Real-World Testing Results
I’ve been using GPT-5 for actual work over the past two weeks. Here’s what I found:
Business stuff: Great for analyzing reports, writing proposals, and handling complex workflows. I had it process a 50-page market research document and extract key insights - saved me probably 4 hours of reading.
Education: Helped me understand some complex machine learning concepts I’d been struggling with. The step-by-step explanations are genuinely helpful, not just regurgitated textbook content.
Creative work: Asked it to help brainstorm some article ideas. Got back stuff that was actually creative, not the usual generic suggestions.
Where It Still Falls Short
Let’s be real - it’s not perfect. Long documents with mixed text and images still trip it up sometimes. I had a PDF with charts and technical diagrams, and while it got the gist, it missed some important details in the visual elements.
Also, like all AI models, it can be confidently wrong. I caught it making up a few “facts” about obscure technical topics. Always double-check anything important.
And if you want the full experience, you need serious computational resources. The free tier is pretty limited.
Pricing Reality Check
- Free: You get a taste, but it’s quite limited
- Plus ($20/month): Decent access for most users
- Pro ($200/month): For heavy users (which I definitely became)
- Enterprise: Custom pricing, all the bells and whistles
I upgraded to Pro after about a week of testing. Worth it if you’re using AI regularly for work.
What This Actually Means
Look, I’ve seen a lot of “revolutionary” AI releases that turned out to be incremental improvements with good marketing. GPT-5 feels different. Not because it’s AGI or anything dramatic like that, but because it’s the first AI that consistently feels like working with a competent collaborator rather than a sophisticated autocomplete.
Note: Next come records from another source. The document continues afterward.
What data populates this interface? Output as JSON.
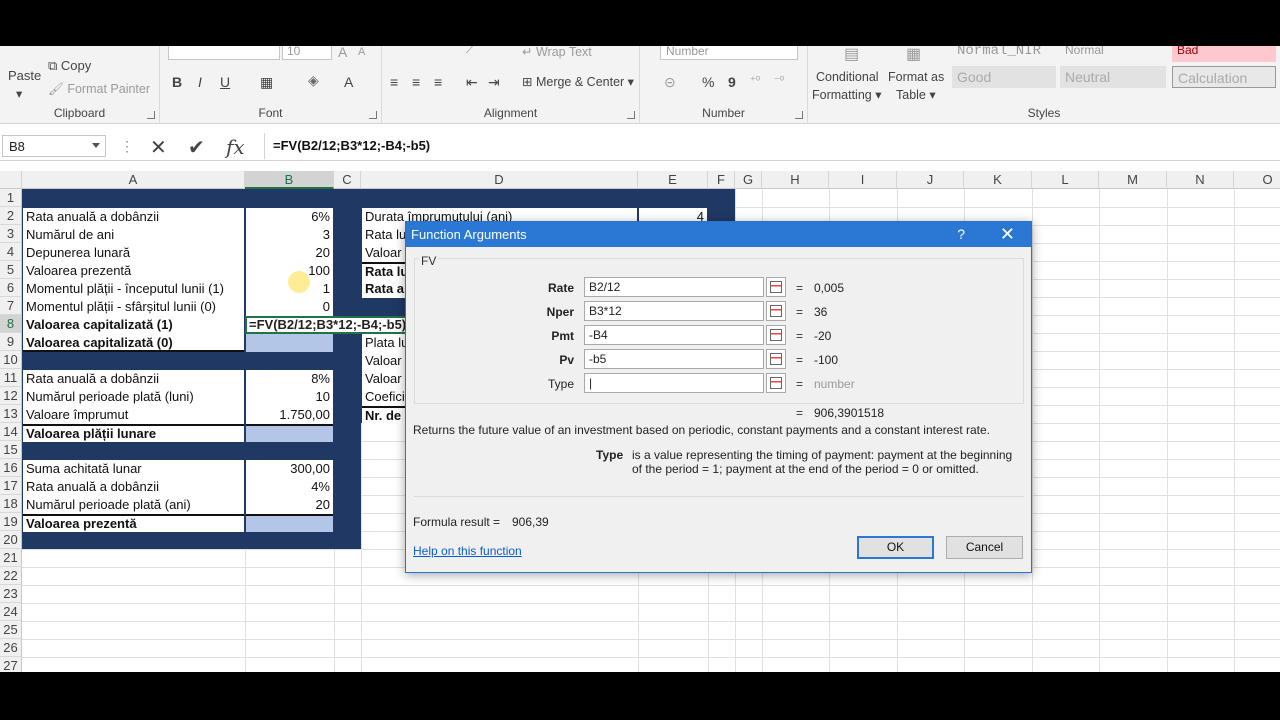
{
  "ribbon": {
    "clipboard": {
      "paste": "Paste",
      "copy": "Copy",
      "format_painter": "Format Painter",
      "label": "Clipboard"
    },
    "font": {
      "size": "10",
      "bold": "B",
      "italic": "I",
      "underline": "U",
      "font_color": "A",
      "grow": "A",
      "shrink": "A",
      "label": "Font"
    },
    "alignment": {
      "wrap": "Wrap Text",
      "merge": "Merge & Center",
      "label": "Alignment"
    },
    "number": {
      "format": "Number",
      "percent": "%",
      "comma": "9",
      "label": "Number"
    },
    "styles": {
      "conditional_line1": "Conditional",
      "conditional_line2": "Formatting",
      "format_table_line1": "Format as",
      "format_table_line2": "Table",
      "cells": [
        "Normal_NIR",
        "Normal",
        "Bad",
        "Good",
        "Neutral",
        "Calculation"
      ],
      "label": "Styles"
    }
  },
  "formula_bar": {
    "name_box": "B8",
    "cancel": "✕",
    "enter": "✔",
    "fx": "fx",
    "formula": "=FV(B2/12;B3*12;-B4;-b5)"
  },
  "columns": [
    "A",
    "B",
    "C",
    "D",
    "E",
    "F",
    "G",
    "H",
    "I",
    "J",
    "K",
    "L",
    "M",
    "N",
    "O"
  ],
  "rows": [
    "1",
    "2",
    "3",
    "4",
    "5",
    "6",
    "7",
    "8",
    "9",
    "10",
    "11",
    "12",
    "13",
    "14",
    "15",
    "16",
    "17",
    "18",
    "19",
    "20",
    "21",
    "22",
    "23",
    "24",
    "25",
    "26",
    "27"
  ],
  "sheet": {
    "a2": "Rata anuală a dobânzii",
    "b2": "6%",
    "a3": "Numărul de ani",
    "b3": "3",
    "a4": "Depunerea lunară",
    "b4": "20",
    "a5": "Valoarea prezentă",
    "b5": "100",
    "a6": "Momentul plății - începutul lunii (1)",
    "b6": "1",
    "a7": "Momentul plății - sfârșitul lunii (0)",
    "b7": "0",
    "a8": "Valoarea capitalizată (1)",
    "b8_edit": "=FV(B2/12;B3*12;-B4;-b5)",
    "a9": "Valoarea capitalizată (0)",
    "a11": "Rata anuală a dobânzii",
    "b11": "8%",
    "a12": "Numărul perioade plată (luni)",
    "b12": "10",
    "a13": "Valoare împrumut",
    "b13": "1.750,00",
    "a14": "Valoarea plății lunare",
    "a16": "Suma achitată lunar",
    "b16": "300,00",
    "a17": "Rata anuală a dobânzii",
    "b17": "4%",
    "a18": "Numărul perioade plată (ani)",
    "b18": "20",
    "a19": "Valoarea prezentă",
    "d2": "Durata împrumutului (ani)",
    "e2": "4",
    "d3": "Rata lu",
    "d4": "Valoar",
    "d5": "Rata lu",
    "d6": "Rata a",
    "d9": "Plata lu",
    "d10": "Valoar",
    "d11": "Valoar",
    "d12": "Coefici",
    "d13": "Nr. de"
  },
  "dialog": {
    "title": "Function Arguments",
    "help": "?",
    "close": "✕",
    "function_name": "FV",
    "args": [
      {
        "label": "Rate",
        "value": "B2/12",
        "result": "0,005"
      },
      {
        "label": "Nper",
        "value": "B3*12",
        "result": "36"
      },
      {
        "label": "Pmt",
        "value": "-B4",
        "result": "-20"
      },
      {
        "label": "Pv",
        "value": "-b5",
        "result": "-100"
      },
      {
        "label": "Type",
        "value": "|",
        "result": "number"
      }
    ],
    "equals": "=",
    "total_result": "906,3901518",
    "description": "Returns the future value of an investment based on periodic, constant payments and a constant interest rate.",
    "param_name": "Type",
    "param_desc_line1": "is a value representing the timing of payment: payment at the beginning",
    "param_desc_line2": "of the period = 1; payment at the end of the period = 0 or omitted.",
    "formula_result_label": "Formula result =",
    "formula_result_value": "906,39",
    "help_link": "Help on this function",
    "ok": "OK",
    "cancel": "Cancel"
  }
}
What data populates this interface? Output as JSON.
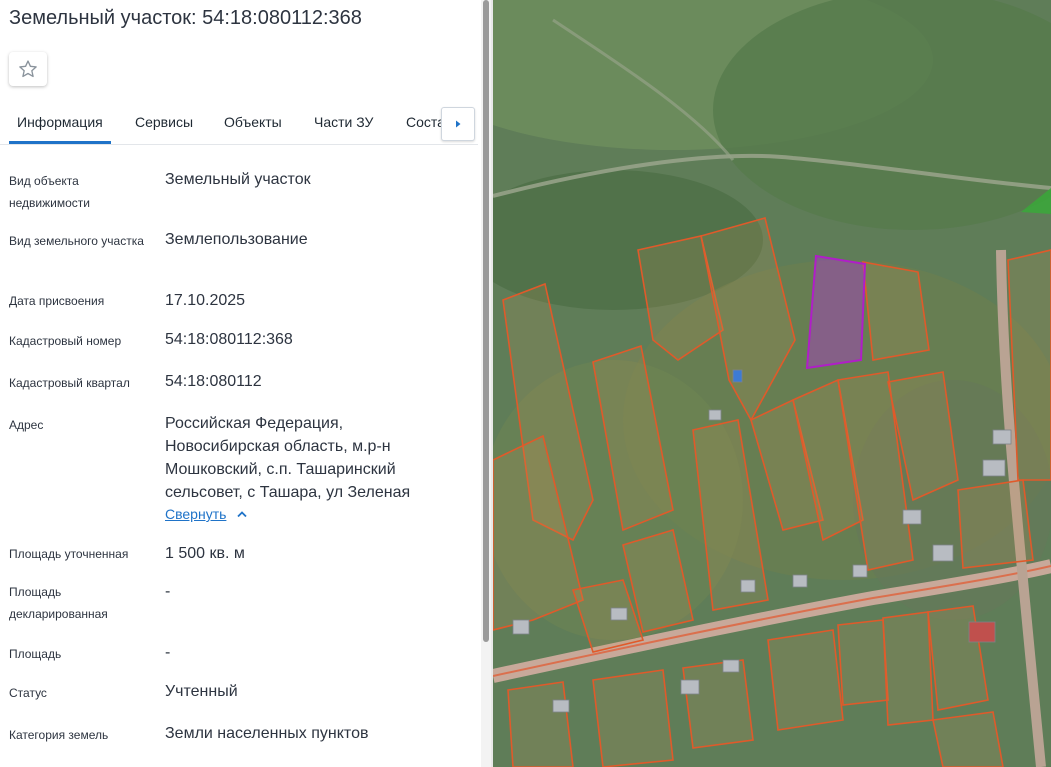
{
  "header": {
    "title": "Земельный участок: 54:18:080112:368"
  },
  "tabs": [
    {
      "label": "Информация"
    },
    {
      "label": "Сервисы"
    },
    {
      "label": "Объекты"
    },
    {
      "label": "Части ЗУ"
    },
    {
      "label": "Соста"
    }
  ],
  "info": {
    "object_type_label": "Вид объекта недвижимости",
    "object_type_value": "Земельный участок",
    "land_type_label": "Вид земельного участка",
    "land_type_value": "Землепользование",
    "assign_date_label": "Дата присвоения",
    "assign_date_value": "17.10.2025",
    "cad_number_label": "Кадастровый номер",
    "cad_number_value": "54:18:080112:368",
    "cad_quarter_label": "Кадастровый квартал",
    "cad_quarter_value": "54:18:080112",
    "address_label": "Адрес",
    "address_value": "Российская Федерация, Новосибирская область, м.р-н Мошковский, с.п. Ташаринский сельсовет, с Ташара, ул Зеленая",
    "collapse_label": "Свернуть",
    "area_specified_label": "Площадь уточненная",
    "area_specified_value": "1 500 кв. м",
    "area_declared_label": "Площадь декларированная",
    "area_declared_value": "-",
    "area_label": "Площадь",
    "area_value": "-",
    "status_label": "Статус",
    "status_value": "Учтенный",
    "category_label": "Категория земель",
    "category_value": "Земли населенных пунктов"
  },
  "icons": {
    "favorite": "star-icon",
    "tabs_next": "chevron-right-icon",
    "collapse": "chevron-up-icon"
  },
  "colors": {
    "accent": "#1f73c8",
    "parcel_border": "#e05a2a",
    "selected_parcel": "#b01ec8"
  }
}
The reasoning capability, the tool integration that actually works, the massive context window - it adds up to something qualitatively different from what came before.
Will it replace developers, writers, analysts? Probably not entirely. But it’s definitely going to change how we work. I’m already finding myself approaching problems differently, knowing I have this kind of AI assistance available.
So Is It Actually Worth It?
Two weeks in, and I’m still using it daily. That says something, right? Usually by now I’d have gotten bored and moved on to the next shiny thing.
Cost is real though. Free tier is basically a demo, Plus ($20) gets you started, but Pro ($200) is where the magic happens. I justified it as a work expense, but that’s not pocket change.
Perfect? Hell no. Still hallucinates occasionally (caught it making up Python libraries last week). Still needs babysitting on important stuff. And sometimes it gets confidently wrong about things I know better.
But here’s the thing - it’s the first AI that feels less like a tool and more like… having a really smart intern? One who never sleeps, never gets moody, and occasionally comes up with ideas I wouldn’t have thought of.
My workflow’s already changed. Instead of googling for solutions, I just ask it to walk me through problems. Instead of staring at blank pages, I bounce ideas off it first. It’s become part of how I think through stuff.
The hype machine will probably claim this changes everything tomorrow. It doesn’t. But it does change enough that I’m not going back to working without it.
Worth checking out if you do anything complex with computers. Just remember it’s a tool, not magic. A really good tool, but still a tool.